On April 17th, the decentralized finance (DeFi) project Beanstalk Farms was exploited for $182 million after an attacker mounted a lightning-fast hostile takeover, buying a controlling stake of tokens and immediately voting to send themself all of the funds.
The incident sparked discussion around “governance attacks,” a way of manipulating blockchain projects that use decentralized governance structures by gaining enough voting rights to reshape the rules.
In the wake of the attack, chat logs and video evidence show that the founders were warned about the risk of exactly this kind of attack, but they dismissed community members’ concerns.

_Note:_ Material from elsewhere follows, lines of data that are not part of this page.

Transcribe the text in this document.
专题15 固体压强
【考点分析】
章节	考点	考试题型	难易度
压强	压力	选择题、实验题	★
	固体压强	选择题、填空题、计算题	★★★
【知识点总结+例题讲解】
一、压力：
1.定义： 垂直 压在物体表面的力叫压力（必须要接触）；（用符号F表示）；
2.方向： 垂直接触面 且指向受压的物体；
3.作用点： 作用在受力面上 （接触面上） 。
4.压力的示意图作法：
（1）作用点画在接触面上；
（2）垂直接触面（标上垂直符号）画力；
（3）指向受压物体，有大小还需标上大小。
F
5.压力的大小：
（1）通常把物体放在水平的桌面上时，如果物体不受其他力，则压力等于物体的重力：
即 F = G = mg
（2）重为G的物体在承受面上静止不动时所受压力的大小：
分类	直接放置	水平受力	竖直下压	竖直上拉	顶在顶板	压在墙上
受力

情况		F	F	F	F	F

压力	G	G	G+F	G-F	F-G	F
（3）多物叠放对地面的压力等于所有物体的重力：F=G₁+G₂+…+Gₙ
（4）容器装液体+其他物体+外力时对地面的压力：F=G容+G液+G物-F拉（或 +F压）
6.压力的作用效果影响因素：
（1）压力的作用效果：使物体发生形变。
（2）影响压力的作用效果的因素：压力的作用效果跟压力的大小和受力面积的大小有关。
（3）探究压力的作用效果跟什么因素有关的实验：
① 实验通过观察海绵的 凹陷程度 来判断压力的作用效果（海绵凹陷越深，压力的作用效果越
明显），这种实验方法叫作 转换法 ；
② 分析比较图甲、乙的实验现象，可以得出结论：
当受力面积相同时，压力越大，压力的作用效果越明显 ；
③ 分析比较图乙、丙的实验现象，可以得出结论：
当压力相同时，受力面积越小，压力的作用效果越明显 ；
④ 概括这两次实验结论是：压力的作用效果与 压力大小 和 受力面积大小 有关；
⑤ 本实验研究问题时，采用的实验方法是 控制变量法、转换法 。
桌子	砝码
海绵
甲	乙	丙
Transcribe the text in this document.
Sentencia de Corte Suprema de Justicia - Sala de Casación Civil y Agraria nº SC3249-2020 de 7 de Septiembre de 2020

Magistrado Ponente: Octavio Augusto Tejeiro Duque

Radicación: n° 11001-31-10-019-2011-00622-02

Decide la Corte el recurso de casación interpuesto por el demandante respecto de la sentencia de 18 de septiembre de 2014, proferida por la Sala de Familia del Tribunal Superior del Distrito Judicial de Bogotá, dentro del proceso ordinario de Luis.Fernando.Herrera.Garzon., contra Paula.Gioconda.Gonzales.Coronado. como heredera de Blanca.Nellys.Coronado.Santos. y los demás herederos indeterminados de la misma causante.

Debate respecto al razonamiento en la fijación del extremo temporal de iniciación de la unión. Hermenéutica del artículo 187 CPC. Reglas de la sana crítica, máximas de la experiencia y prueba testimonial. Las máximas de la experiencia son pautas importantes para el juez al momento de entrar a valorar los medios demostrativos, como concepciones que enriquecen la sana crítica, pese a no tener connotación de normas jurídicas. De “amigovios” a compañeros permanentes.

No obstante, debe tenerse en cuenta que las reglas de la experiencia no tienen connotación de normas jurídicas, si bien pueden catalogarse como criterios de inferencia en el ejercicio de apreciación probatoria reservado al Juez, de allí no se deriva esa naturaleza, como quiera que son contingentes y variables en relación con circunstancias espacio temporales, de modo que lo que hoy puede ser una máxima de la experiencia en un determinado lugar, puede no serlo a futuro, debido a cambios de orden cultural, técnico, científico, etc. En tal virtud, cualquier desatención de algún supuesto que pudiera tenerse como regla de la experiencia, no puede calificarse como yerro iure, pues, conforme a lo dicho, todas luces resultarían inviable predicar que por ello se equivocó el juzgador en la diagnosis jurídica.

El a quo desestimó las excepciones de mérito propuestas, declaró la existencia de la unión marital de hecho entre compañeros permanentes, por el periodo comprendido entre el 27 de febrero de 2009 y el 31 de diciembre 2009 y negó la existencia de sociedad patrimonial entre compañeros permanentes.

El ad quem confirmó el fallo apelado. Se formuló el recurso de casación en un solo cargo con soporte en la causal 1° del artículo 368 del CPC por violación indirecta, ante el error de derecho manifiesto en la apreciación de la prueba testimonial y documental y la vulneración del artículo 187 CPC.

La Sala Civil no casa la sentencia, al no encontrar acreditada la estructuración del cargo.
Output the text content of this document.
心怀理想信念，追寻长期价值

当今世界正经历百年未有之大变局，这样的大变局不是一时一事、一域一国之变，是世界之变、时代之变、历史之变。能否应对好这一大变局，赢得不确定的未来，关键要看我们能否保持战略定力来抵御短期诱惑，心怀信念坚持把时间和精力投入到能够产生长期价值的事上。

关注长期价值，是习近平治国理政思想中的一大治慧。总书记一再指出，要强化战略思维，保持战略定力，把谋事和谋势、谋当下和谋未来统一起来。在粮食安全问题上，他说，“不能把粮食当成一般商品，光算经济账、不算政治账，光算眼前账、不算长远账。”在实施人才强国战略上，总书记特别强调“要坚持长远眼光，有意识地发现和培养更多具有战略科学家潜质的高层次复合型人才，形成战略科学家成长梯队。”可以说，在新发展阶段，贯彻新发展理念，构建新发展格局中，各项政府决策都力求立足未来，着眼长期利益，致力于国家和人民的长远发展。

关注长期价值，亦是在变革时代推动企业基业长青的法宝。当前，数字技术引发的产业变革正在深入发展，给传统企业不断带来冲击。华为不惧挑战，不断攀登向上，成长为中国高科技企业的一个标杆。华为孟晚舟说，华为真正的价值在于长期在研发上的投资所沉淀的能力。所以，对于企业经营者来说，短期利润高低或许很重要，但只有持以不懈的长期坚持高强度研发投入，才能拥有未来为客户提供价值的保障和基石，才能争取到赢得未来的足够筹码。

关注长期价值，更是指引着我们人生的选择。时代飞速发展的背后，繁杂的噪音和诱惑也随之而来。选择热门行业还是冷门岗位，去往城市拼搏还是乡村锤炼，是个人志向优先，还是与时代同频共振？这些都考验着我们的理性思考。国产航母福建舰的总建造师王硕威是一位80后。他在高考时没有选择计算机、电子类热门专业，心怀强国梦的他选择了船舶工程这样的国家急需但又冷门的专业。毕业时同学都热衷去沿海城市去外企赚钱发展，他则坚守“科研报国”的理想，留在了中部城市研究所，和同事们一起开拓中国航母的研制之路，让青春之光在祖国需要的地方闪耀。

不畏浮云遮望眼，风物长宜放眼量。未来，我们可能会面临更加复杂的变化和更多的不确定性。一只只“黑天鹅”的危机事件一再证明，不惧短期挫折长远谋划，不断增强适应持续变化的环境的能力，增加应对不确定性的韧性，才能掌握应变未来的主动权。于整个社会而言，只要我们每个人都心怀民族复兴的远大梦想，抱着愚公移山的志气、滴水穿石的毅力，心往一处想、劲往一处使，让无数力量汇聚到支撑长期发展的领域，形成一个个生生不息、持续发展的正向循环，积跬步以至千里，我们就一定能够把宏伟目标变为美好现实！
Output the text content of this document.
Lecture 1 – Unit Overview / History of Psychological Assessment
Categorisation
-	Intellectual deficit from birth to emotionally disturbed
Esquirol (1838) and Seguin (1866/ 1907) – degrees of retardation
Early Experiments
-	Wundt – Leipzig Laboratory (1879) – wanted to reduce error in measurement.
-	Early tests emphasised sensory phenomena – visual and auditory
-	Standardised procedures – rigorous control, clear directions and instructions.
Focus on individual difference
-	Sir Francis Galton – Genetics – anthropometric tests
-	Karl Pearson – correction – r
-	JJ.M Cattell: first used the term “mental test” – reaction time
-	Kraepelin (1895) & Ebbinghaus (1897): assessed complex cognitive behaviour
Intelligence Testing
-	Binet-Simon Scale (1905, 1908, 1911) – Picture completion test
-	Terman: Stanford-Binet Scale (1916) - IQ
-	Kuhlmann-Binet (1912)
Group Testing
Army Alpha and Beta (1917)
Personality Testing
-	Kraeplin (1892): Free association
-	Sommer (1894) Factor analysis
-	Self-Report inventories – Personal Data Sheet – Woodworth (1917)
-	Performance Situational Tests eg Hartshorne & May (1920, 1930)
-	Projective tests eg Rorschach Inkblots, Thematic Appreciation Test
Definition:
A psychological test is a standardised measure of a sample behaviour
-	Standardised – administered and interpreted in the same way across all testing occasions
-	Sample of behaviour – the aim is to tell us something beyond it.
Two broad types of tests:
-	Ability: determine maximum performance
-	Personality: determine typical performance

The Beanstalk exploit was made possible by another DeFi mechanism known as a “flash loan,” which allows users to borrow large amounts of cryptocurrency for very short periods of time. In the case of the recent hack, the attacker borrowed close to $1 billion in cryptocurrency assets through a service called Aave, exchanged them for a 67 percent share in the Beanstalk project, voted through their own proposal to withdraw the entire treasury, and returned the borrowed funds — all in less than 13 seconds.
Though the attack shocked Beanstalk users — some of whom claimed to have lost six-figure sums of money — the threat of a governance attack was raised in Beanstalk’s Discord server months previously and in at least one public AMA session held by Publius, the development team behind the project.